Isotopic techniques were used to test the hypothesis that exercise and nitric oxide synthase (NOS) inhibition have distinct effects on tissue-specific fatty acid and glucose uptakes in a conscious, chronically catheterized mouse model. Uptakes were measured using the radioactive tracers (125)I-labeled beta-methyl-p-iodophenylpentadecanoic acid (BMIPP) and deoxy-[2-(3)H]glucose (DG) during treadmill exercise with and without inhibition of NOS. [(125)I]BMIPP uptake at rest differed substantially among tissues with the highest levels in heart.

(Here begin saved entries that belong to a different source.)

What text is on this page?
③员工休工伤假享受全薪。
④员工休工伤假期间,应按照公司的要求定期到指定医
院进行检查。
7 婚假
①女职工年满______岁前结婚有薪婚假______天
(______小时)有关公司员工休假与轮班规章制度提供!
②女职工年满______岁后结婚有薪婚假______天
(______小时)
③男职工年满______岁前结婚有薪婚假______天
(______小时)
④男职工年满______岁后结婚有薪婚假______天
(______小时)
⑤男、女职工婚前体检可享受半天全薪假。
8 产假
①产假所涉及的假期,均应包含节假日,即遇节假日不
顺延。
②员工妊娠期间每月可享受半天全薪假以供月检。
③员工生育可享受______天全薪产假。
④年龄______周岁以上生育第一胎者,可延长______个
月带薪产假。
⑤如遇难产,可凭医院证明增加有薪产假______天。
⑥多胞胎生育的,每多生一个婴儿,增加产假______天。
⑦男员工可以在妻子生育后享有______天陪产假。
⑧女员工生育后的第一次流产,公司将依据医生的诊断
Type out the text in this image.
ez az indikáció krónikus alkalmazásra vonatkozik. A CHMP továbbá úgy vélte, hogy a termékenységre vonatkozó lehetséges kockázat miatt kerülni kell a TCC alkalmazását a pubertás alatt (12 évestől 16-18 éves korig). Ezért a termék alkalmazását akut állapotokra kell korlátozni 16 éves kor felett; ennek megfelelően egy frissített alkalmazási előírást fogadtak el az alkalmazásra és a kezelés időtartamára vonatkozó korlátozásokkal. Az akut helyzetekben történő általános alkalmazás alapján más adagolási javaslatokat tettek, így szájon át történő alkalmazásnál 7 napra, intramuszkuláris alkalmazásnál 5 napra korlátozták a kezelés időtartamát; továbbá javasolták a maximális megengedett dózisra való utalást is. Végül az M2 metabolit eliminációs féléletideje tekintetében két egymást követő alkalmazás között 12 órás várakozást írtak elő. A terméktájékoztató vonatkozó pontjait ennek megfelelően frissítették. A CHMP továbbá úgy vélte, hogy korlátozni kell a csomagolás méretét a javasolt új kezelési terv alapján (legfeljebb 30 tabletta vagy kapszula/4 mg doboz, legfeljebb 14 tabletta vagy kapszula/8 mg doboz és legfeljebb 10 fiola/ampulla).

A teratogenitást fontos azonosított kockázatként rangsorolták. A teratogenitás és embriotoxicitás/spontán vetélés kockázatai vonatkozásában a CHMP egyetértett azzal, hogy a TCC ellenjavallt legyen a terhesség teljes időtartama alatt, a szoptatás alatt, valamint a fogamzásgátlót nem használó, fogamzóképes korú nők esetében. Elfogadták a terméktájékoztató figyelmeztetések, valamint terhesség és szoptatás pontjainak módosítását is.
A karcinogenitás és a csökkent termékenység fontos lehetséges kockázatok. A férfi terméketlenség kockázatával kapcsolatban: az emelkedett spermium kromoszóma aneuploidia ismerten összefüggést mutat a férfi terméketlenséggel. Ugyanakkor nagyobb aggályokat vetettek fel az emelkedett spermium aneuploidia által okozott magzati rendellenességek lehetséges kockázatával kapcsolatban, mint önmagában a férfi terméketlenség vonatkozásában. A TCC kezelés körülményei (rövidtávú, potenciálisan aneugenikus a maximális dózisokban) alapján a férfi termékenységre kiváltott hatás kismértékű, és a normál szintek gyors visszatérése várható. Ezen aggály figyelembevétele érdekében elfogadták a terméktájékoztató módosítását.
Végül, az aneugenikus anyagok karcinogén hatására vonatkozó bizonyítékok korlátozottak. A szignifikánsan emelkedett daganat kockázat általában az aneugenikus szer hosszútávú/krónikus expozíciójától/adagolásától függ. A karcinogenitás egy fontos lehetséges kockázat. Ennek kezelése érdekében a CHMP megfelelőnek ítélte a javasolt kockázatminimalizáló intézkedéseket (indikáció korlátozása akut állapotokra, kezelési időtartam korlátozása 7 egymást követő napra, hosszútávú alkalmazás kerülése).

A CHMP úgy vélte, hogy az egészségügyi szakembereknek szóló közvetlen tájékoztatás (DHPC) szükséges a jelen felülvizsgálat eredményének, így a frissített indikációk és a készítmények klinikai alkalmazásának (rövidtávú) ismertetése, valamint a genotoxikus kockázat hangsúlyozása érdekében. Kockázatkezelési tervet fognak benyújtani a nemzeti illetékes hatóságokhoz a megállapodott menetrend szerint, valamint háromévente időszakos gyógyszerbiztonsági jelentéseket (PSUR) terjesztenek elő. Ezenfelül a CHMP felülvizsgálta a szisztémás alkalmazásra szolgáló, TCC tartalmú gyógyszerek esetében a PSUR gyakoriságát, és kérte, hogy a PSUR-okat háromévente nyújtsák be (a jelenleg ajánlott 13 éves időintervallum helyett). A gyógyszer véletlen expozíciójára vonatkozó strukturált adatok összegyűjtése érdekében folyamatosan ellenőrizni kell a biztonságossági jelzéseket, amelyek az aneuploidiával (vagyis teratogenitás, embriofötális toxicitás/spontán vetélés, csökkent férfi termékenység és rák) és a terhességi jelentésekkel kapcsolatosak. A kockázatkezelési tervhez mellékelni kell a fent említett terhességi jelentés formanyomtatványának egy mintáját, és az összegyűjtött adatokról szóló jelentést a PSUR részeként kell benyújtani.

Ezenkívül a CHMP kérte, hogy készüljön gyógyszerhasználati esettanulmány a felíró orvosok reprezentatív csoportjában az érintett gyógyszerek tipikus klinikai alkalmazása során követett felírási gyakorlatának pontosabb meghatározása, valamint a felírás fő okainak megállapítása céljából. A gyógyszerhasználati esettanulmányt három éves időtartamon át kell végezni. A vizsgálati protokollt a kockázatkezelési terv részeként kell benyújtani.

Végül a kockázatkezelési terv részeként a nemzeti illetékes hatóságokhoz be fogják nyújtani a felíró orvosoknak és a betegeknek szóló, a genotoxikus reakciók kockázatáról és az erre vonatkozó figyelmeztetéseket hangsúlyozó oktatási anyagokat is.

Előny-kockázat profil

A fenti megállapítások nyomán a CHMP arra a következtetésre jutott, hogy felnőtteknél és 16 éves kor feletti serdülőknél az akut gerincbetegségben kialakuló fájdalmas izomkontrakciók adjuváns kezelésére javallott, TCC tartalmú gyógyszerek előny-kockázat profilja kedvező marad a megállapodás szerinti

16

With exercise, [(125)I]BMIPP uptake increased in both heart and skeletal muscles. In sedentary mice, NOS inhibition induced by nitro-L-arginine methyl ester (L-NAME) feeding increased heart and soleus [(125)I]BMIPP uptake. In contrast, exercise, but not L-NAME feeding, resulted in increased heart and skeletal muscle [2-(3)H]DG uptake. Significant interactions were not observed in the effects of combined exercise and L-NAME feeding on [(125)I]BMIPP and [2-(3)H]DG uptakes. In the conscious mouse, exercise and NOS inhibition produce distinct patterns of tissue-specific fatty acid and glucose uptake; NOS is not required for important components of exercise-associated metabolic signaling, or other mechanisms compensate for the absence of this regulatory mechanism.